I build AI systems and web tools that solve real problems and are actually pleasant to use. I'm currently completing my MS in Computer Science at New York University and looking for Summer internships and Fall co-op opportunities.
I'm a computer scientist working at the intersection of machine learning, human-computer interaction and extended reality. My work tends to live in places where intelligent systems meet people directly. My diverse interests in this field led me to a plethora of domains where my work has made an impact, be it MRI Super Resolution that could change access to low cost healthcare diagnostics forever, or helping enthusiast programmers learn to build audio tools for free. This site documents everything, and if you're still not satisfied, you can talk to me on my socials.

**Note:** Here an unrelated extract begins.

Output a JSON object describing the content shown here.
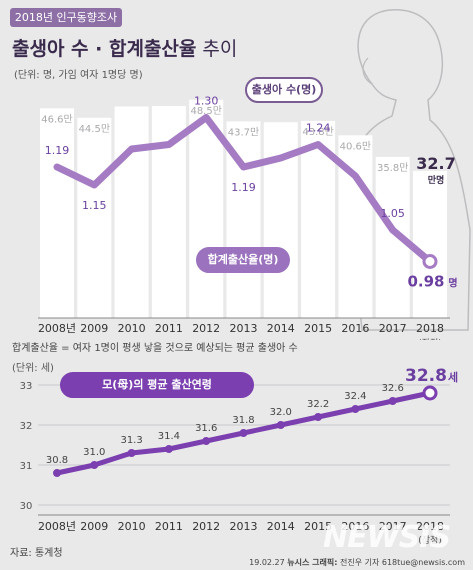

Before NYU, I completed my bachelor's in computer science and engineering at VIT Chennai. I co-authored a research paper on VR for programming education that was presented at the WEEF 2019 Conference and has since accumulated 50+ citations. I also got to discover the domain of Computer Vision, which I quickly became interested in, translating my media-centric background into efforts that would snowball into groundbreaking medical tech. I developed MedVisor, a patent-pending novel MRI VR visualization system designed to help surgeons plan procedures and educate patients. That became my bachelor's thesis.
I also worked as a Data Scientist at TVS Motor Company in the electric vehicle division, where I learned what it actually means to build systems that run in the real world — not just inside notebooks. I built data pipelines end to end that, to this day, power tens of thousands of connected vehicles across India and the rest of the world, and built AI models that detect range anomalies, reward driver behavior, and more.
At NYU I've worked on projects spanning medical imaging, brain-computer interfaces, proactive AI systems, and synthetic media disclosure — all connected by the same goal: building intelligent tools that people genuinely find useful.
Ensemble model for 4× upsampling of low-field MRI scans, outperforming the state-of-the-art diffusion model baseline and topping the Neuroinformatics Spring classroom leaderboard on Kaggle among 36 participants.
A multi-agent, provider-agnostic LLM orchestration platform that routes source code through a sequential pipeline of specialised AI agents — syntax correction, performance optimisation, test generation, and documentation — with a MoE-inspired routing approach. Streams results in real time via SSE.
Surface and volume rendering of DICOM MRI scan data in immersive VR/AR environments for surgical planning and medical education. Custom DICOM import pipeline, real-time 3D volume reconstruction and interactive AR overlay. The subject of ongoing paper work targeting Computers & Graphics (Elsevier).
GraphRAG-powered AI tutoring system representing course material as a knowledge graph. Where flat RAG retrieves chunks, ERICA understands how concepts connect. Built for Prof. Pantelis' Introduction to AI at NYU.
A stock market simulation roguelite where an LLM-powered systemic variability engine generates unique storylines and market conditions on every run. Also the research testbed for the LLM-augmented narrative paper.
Desktop file search utility with fuzzy matching, syntax highlighting and a clean native UI. Compiled to a standalone binary, released on GitHub.
A C++ data parsing engine exposed to Python via Pybind11, built to accelerate ingestion of large telemetry log files. Achieved 8.25× acceleration in parsing throughput with significant reduction in CPU utilisation.
Suite of browser-based audio tools: Flora (polyphonic subtractive synthesizer), Flambe / Chop Deck (real-time slicing sampler with scratch simulation), and Fenetrix (seed-based kick drum generator). All built on the Web Audio API with no external libraries.
Four-lesson interactive course on building audio software in the browser — synthesis fundamentals, drum synthesis, distortion and waveshaping, modulation, and a complete two-oscillator synth with piano roll.
Smart cane prototype for visually impaired users with IR and ultrasonic sensors integrated with a companion Android app delivering real-time text-to-speech distance feedback with customizable thresholds. User-tested for usability.
Predicted next-month credit card spend for 34,000 customers using 3 months of transaction history and demographic features. Engineered behavioral spending features, evaluated 14 regression models and built an ensemble pipeline. Ranked 2nd out of 45 teams with RMSLE = 1.16.
Classification on the UCI Breast Cancer dataset. Evaluated Logistic Regression, K-Nearest Neighbors and SVM classifiers — achieving 96.5% peak accuracy in detecting malignancy from cell nuclei features.